The Martyrology on Nero and the Christians

As I have noted countless times, the Roman Martyrology is a great way to keep in contact with the early Roman martyrs and it reminds us of what our early Christian ancestors went through for the Faith. For the entry for June 24th we are reminded of this particularly famous and gruesome episode under the cruel Emperor, Nero -- an emperor whose cruelty is commented on thoroughly by Suetonius in his Lives of the Caesars.

At Rome, in the time of Nero, the commemoration of many holy martyrs. Being falsely accused of having set fire to the city, they were cruelly put to death in various manners by the emperor's order.
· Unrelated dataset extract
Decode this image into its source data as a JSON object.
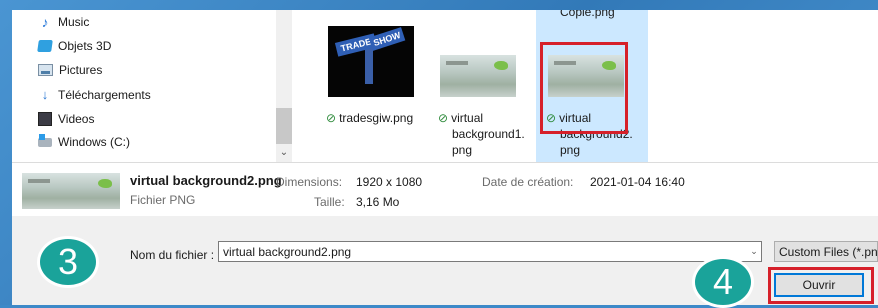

Some were covered with the skins of wild beasts and torn to pieces by dogs, other were fastened to crosses, others again were delivered to the flames to serve as torches in the night. All these were disciples of the apostles, and the first fruits of the martyrs which the Roman Church, a field so fertile in martyrs, offered to God even before the death of the Apostles.

The Torches of Nero, by Henryk Siemiradzki

As we have noted before, the Roman orator and historian Tacitus also speaks of the persecution and martyrdom of some of the Christians in the time of Nero within the context of the great fire of Rome. Tacitus picks up on Nero's machinations to deal with the political fallout from this event:

Consequently, to get rid of the report, Nero fastened the guilt and inflicted the most exquisite tortures on a class hated for their abominations, called Christians by the populace... an arrest was first made of all who pleaded guilty; then, upon their information, an immense multitude was convicted, not so much of the crime of firing the city, as of hatred against mankind. Mockery of every sort was added to their deaths. Covered with the skins of beasts, they were torn by dogs and perished, or were nailed to crosses, or were doomed to the flames and burnt, to serve as a nightly illumination, when daylight had expired.

Nero offered his gardens for the spectacle, and was exhibiting a show in the circus, while he mingled with the people in the dress of a charioteer or stood aloft on a car. Hence, even for criminals who deserved extreme and exemplary punishment, there arose a feeling of compassion; for it was not, as it seemed, for the public good, but to glut one man's cruelty, that they were being destroyed.